Thailand faces growing outbreak ahead of New Year travel
Thai authorities struggled to contain a growing coronavirus outbreak just days before the country’s traditional Songkran New Year’s holiday, when millions of people travel.
Health officials reported 559 new infections on Friday, following increases over the previous two days. The government response has so far centered on closures of nightlife venues in 41 provinces for two weeks. Governors of some provinces are placing restrictions on travelers arriving from elsewhere.
Such daily increases are rare for Thailand, which has weathered the pandemic far better than many nations through measures including strict border controls that have decimated the country’s lucrative tourism industry. Thailand has also experimented at times with curfews, alcohol bans and closures of schools, shopping malls and restaurants.
The outbreak—which has infected at least one Cabinet minister and forced a number of others into self-quarantine—is increasing criticism of Prime Minister Prayuth Chan-ocha’s government and its handling of the pandemic.
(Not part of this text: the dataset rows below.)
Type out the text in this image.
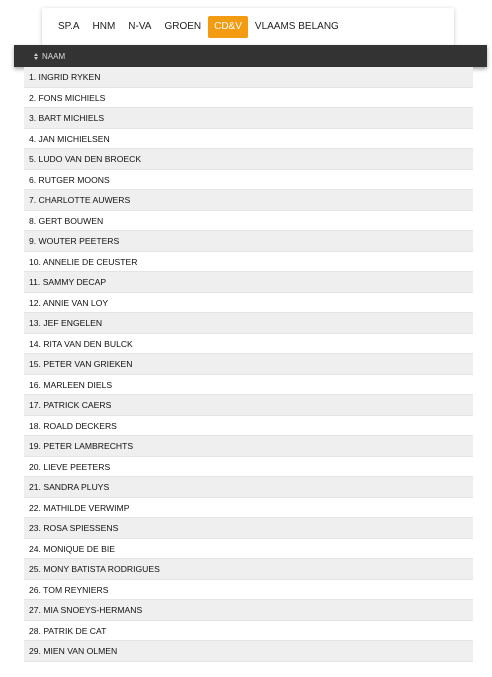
SP.A	HNM	N-VA	GROEN	CD&V	VLAAMS BELANG
NAAM
1. INGRID RYKEN
2. FONS MICHIELS
3. BART MICHIELS
4. JAN MICHIELSEN
5. LUDO VAN DEN BROECK
6. RUTGER MOONS
7. CHARLOTTE AUWERS
8. GERT BOUWEN
9. WOUTER PEETERS
10. ANNELIE DE CEUSTER
11. SAMMY DECAP
12. ANNIE VAN LOY
13. JEF ENGELEN
14. RITA VAN DEN BULCK
15. PETER VAN GRIEKEN
16. MARLEEN DIELS
17. PATRICK CAERS
18. ROALD DECKERS
19. PETER LAMBRECHTS
20. LIEVE PEETERS
21. SANDRA PLUYS
22. MATHILDE VERWIMP
23. ROSA SPIESSENS
24. MONIQUE DE BIE
25. MONY BATISTA RODRIGUES
26. TOM REYNIERS
27. MIA SNOEYS-HERMANS
28. PATRIK DE CAT
29. MIEN VAN OLMEN
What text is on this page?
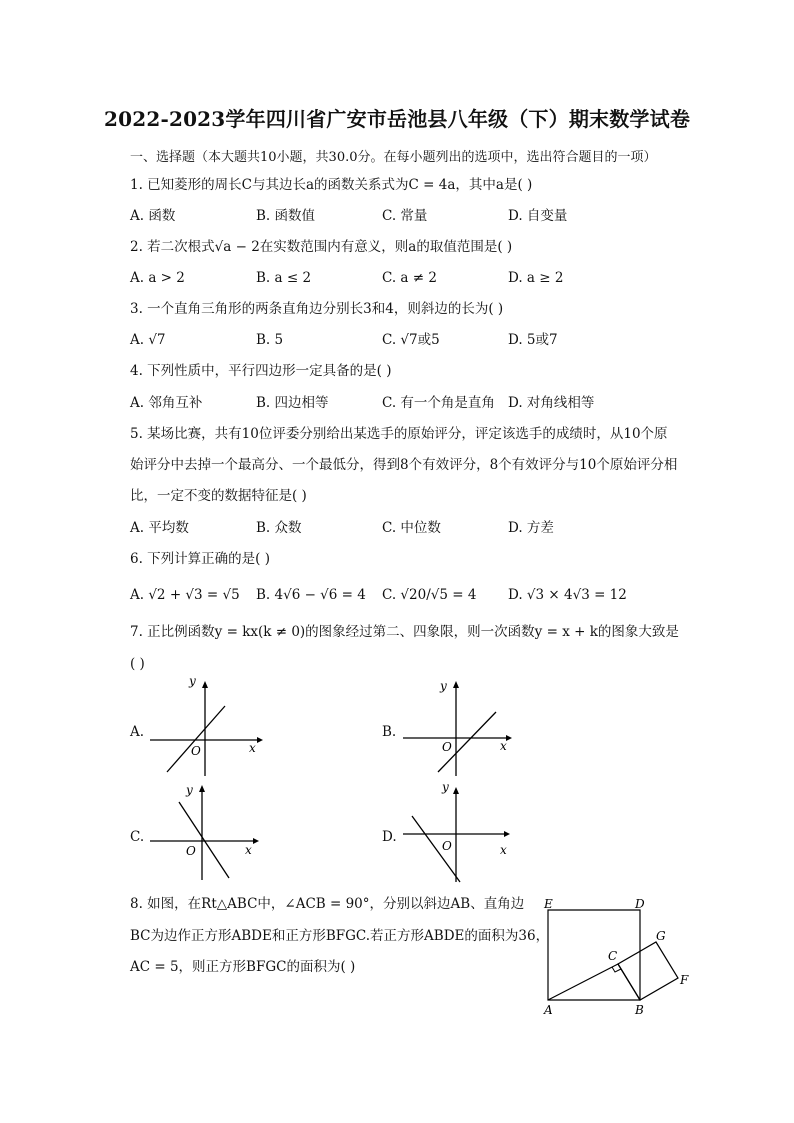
2022-2023学年四川省广安市岳池县八年级（下）期末数学试卷
一、选择题（本大题共10小题，共30.0分。在每小题列出的选项中，选出符合题目的一项）
1. 已知菱形的周长C与其边长a的函数关系式为C = 4a，其中a是( )
A. 函数	B. 函数值	C. 常量	D. 自变量
2. 若二次根式√a − 2在实数范围内有意义，则a的取值范围是( )
A. a > 2	B. a ≤ 2	C. a ≠ 2	D. a ≥ 2
3. 一个直角三角形的两条直角边分别长3和4，则斜边的长为( )
A. √7	B. 5	C. √7或5	D. 5或7
4. 下列性质中，平行四边形一定具备的是( )
A. 邻角互补	B. 四边相等	C. 有一个角是直角 D. 对角线相等
5. 某场比赛，共有10位评委分别给出某选手的原始评分，评定该选手的成绩时，从10个原
始评分中去掉一个最高分、一个最低分，得到8个有效评分，8个有效评分与10个原始评分相
比，一定不变的数据特征是( )
A. 平均数	B. 众数	C. 中位数	D. 方差
6. 下列计算正确的是( )
A. √2 + √3 = √5 B. 4√6 − √6 = 4 C. √20/√5 = 4 D. √3 × 4√3 = 12
7. 正比例函数y = kx(k ≠ 0)的图象经过第二、四象限，则一次函数y = x + k的图象大致是
( )
A.
y
x
O
B.
y
x
O
C.
y
x
O
D.
y
x
O
8. 如图，在Rt△ABC中，∠ACB = 90°，分别以斜边AB、直角边
BC为边作正方形ABDE和正方形BFGC.若正方形ABDE的面积为36，
AC = 5，则正方形BFGC的面积为( )
E	D
C
G
F
A	B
While Thailand has only recorded 30,869 infections and 96 deaths, critics say the vaccination drive is too slow—less than 1% have gotten their jabs—and support for people whose livelihoods have been wiped out by the pandemic is lacking.
The director-general of the Department of Disease Control, Dr. Opas Karnkawinpong, said this week that according to Health Ministry projections, the number of new infections could rise as high as 10,000 per day if no adequate measures are taken.
Travelers and businesses alike had been hoping that this year’s Songkran holiday could go forward without a spike in infections. The official holiday was canceled last year during the country’s first major outbreak.
The government has so far declined to issue blanket travel restrictions though provincial authorities are allowed to set quarantine rules for people coming from high-risk zones such as Bangkok. Several provinces have done so, throwing many people’s travel plans into question.
Chief among them was Chiang Mai in the north, one of the country’s most popular destinations until the coronavirus pandemic crippled the tourism industry.
Chiang Mai provincial health officials are requiring visitors from Bangkok and four surrounding provinces to self-quarantine for the duration of their stay, up to 14 days, the state Thai News agency reported. A 280-bed field hospital has been set up to treat COVID-19 patients.
The state-owned Transport Company, a major inter-provincial bus operator, estimated that only half of the 100,000 people anticipated to leave Bangkok on Friday for other provinces had embarked on their journeys, the Bangkok Post reported.
It said at least two airline executives wanted travel restrictions tightened over the Songkran holiday. Tassapon Bijleveld of Asia Aviation, the largest shareholder in Thai AirAsia, and Nuntaporn Komonsittivate of Thai Lion Air both said a further spread of the virus could endanger the future large-scale return of foreign visitors.
The current outbreak is the largest since December, when it was centered around a fresh food market that employs a number of migrant workers from Myanmar. This time, the outbreak has been traced to a number of bars and nightlife venues in the heart of Bangkok, including many popular with the rich and powerful. Cases are now on the rise in at least 20 provinces, with authorities saying some of those infected have a more contagious variant of the virus first detected in Britain.
So far, Thailand has been using a relatively small supply of the Sinovac and AstraZeneca vaccines. While there have been some high-profile vaccination events—including most recently for workers at now-closed entertainment venues—there is still no clear timetable for the general public.
Authorities in Bangkok have set up mass testing sites in some neighborhoods, drawing large crowds of people who often had to wait hours in line. Efforts to trace infections have been complicated after a number of hospitals in Bangkok said they are suspending testing due to shortages of the chemicals needed to process tests.